Mais ça marche, la presse sachant visiblement s'intéresser aux problèmes auxquels prétend s'attaquer l'UDC. Depuis quelques mois, la thématique de l'asile et de ses abus se fait nettement plus discrète dans les médias. Le moindre fait divers impliquant de jeunes étrangers semble par contre digne d'un débat télévisé.


Onze interventions sous le sapin

Veillant à alimenter la chronique, l'UDC n'oublie pas pour autant la politique. Fin 2006, en guise de cadeau de Noël, elle déposait ainsi à Berne onze interventions parlementaires visant à «améliorer la sécurité en Suisse[2]». Parmi les mesures destinées à alimenter le débat: réintroduction des mesures d'expulsion dans le Code pénal, imposition du régime légal suisse «aux étrangers provenant d'autres cercles culturels», retrait de l'autorisation de séjour aux «personnes qui refusent de s'intégrer», expulsion des parents d'enfants étrangers ayant commis un acte pénal, réduction des prestations sociales en faveur des délinquants étrangers, durcissement du droit pénal concernant les viols, refus de naturalisation pour toute personne en procédure pénale et enfin, last but not least, retrait de la nationalité suisse à tout naturalisé fauteur de troubles...
Un véritable tir en rafales, propre à nourrir le débat politique des amalgames dont est si friande l'UDC, comme en attestent ses communiqués de presse. «Criminalité des jeunes égale surtout criminalité des étrangers[3]», proclame-t-elle ainsi. Et tant pis si les preuves statistiques manquent de consistance: si on trouve aussi des Suisses parmi les criminels, c'est qu'on naturalise à tour de bras, assène l'UDC. «Nous naturalisons aussi la violence[4]», dénonce son éditorialiste en commentant l'affaire d'un homme ayant tiré dans la foule à Baden.
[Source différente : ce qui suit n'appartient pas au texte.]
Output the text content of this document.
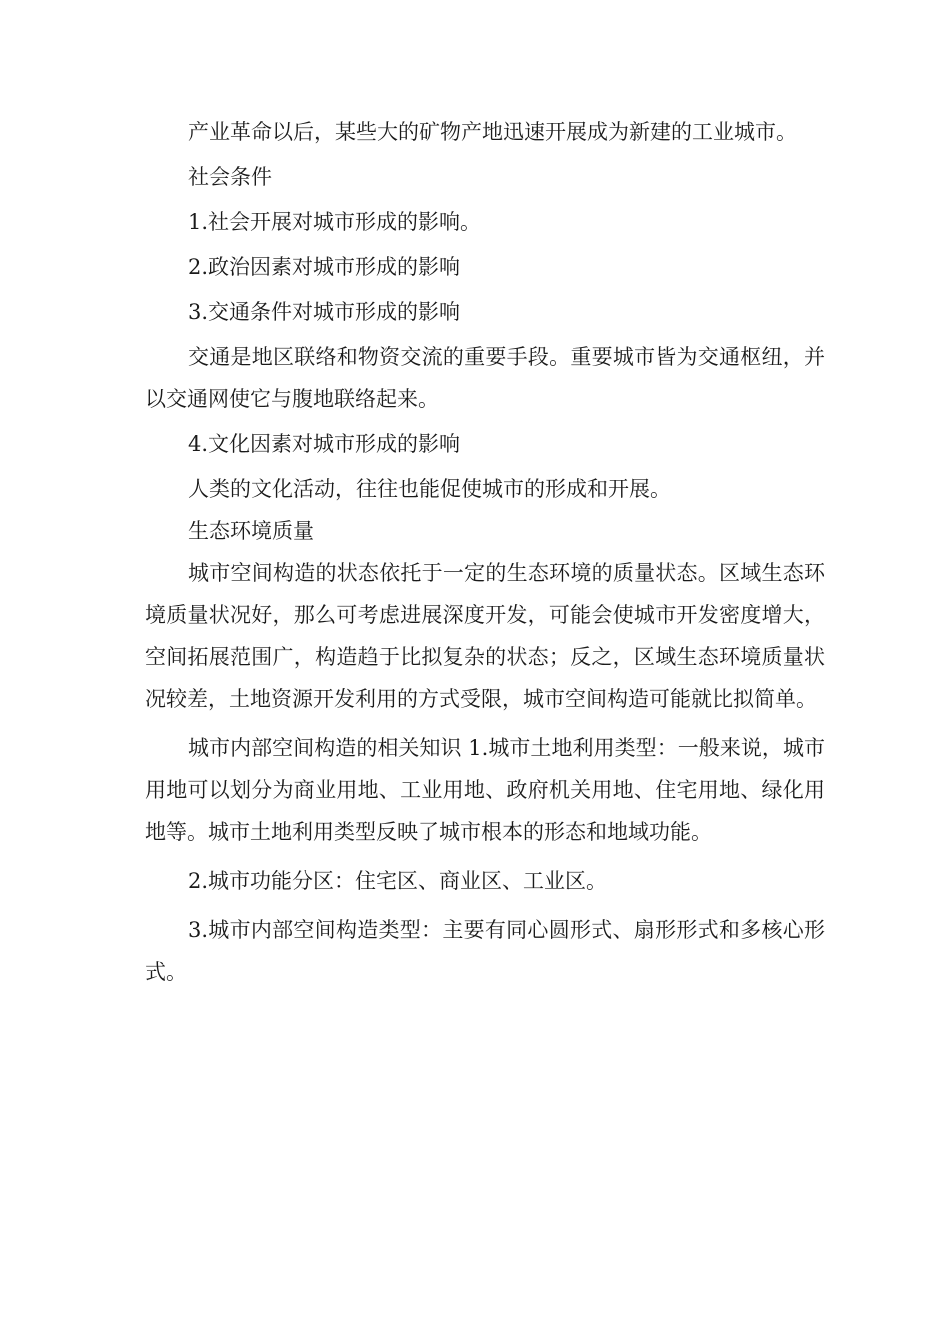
产业革命以后，某些大的矿物产地迅速开展成为新建的工业城市。

社会条件

1.社会开展对城市形成的影响。

2.政治因素对城市形成的影响

3.交通条件对城市形成的影响

交通是地区联络和物资交流的重要手段。重要城市皆为交通枢纽，并以交通网使它与腹地联络起来。

4.文化因素对城市形成的影响

人类的文化活动，往往也能促使城市的形成和开展。

生态环境质量

城市空间构造的状态依托于一定的生态环境的质量状态。区域生态环境质量状况好，那么可考虑进展深度开发，可能会使城市开发密度增大，空间拓展范围广，构造趋于比拟复杂的状态；反之，区域生态环境质量状况较差，土地资源开发利用的方式受限，城市空间构造可能就比拟简单。

城市内部空间构造的相关知识 1.城市土地利用类型：一般来说，城市用地可以划分为商业用地、工业用地、政府机关用地、住宅用地、绿化用地等。城市土地利用类型反映了城市根本的形态和地域功能。

2.城市功能分区：住宅区、商业区、工业区。

3.城市内部空间构造类型：主要有同心圆形式、扇形形式和多核心形式。
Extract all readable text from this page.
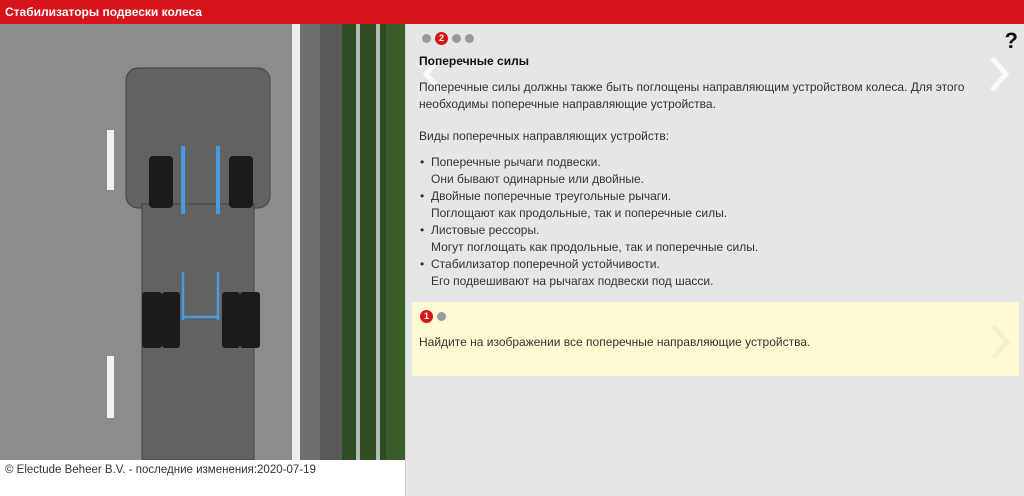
Стабилизаторы подвески колеса
© Electude Beheer B.V. - последние изменения:2020-07-19
2	?
Поперечные силы
Поперечные силы должны также быть поглощены направляющим устройством колеса. Для этого необходимы поперечные направляющие устройства.
Виды поперечных направляющих устройств:
• Поперечные рычаги подвески.
Они бывают одинарные или двойные.
• Двойные поперечные треугольные рычаги.
Поглощают как продольные, так и поперечные силы.
• Листовые рессоры.
Могут поглощать как продольные, так и поперечные силы.
• Стабилизатор поперечной устойчивости.
Его подвешивают на рычагах подвески под шасси.
1
Найдите на изображении все поперечные направляющие устройства.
Un homme en apparence bien sous tous rapports, Suisse et employé de banque. Mais d'origine irakienne. Et l'UDC de poser la question: «Le seuil de passage à la violence est-il plus bas pour des étrangers apparemment bien intégrés –surtout s'ils proviennent du milieu culturel musulman– même après de nombreuses années passées en Suisse?»
Bon sang mais c'est bien sûr: la criminalité relève de la génétique. Cela fait d'ailleurs des mois que l'UDC le martèle: «Les violeurs de Steffisburg, Rhäzüns et Zurich (...) sont tous, sans exception aucune, des jeunes étrangers ou des jeunes Suisses récemment naturalisés.»[5] «C'est terrifiant, relève Olivier Guéniat, chef de la Sûreté neuchâteloise et auteur d'un récent ouvrage sur la délinquance des jeunes (lire notre édition du 3 mai). En stigmatisant les deux jeunes violeurs de Rhäzüns, Christoph Blocher a donné corps à l'impression que tous les violeurs sont des requérants en provenance des Balkans. Or en 2005, on a compté en Suisse 132 actes de contrainte sexuelle imputés à des Confédérés, contre 42 à des étrangers et trois à des requérants.»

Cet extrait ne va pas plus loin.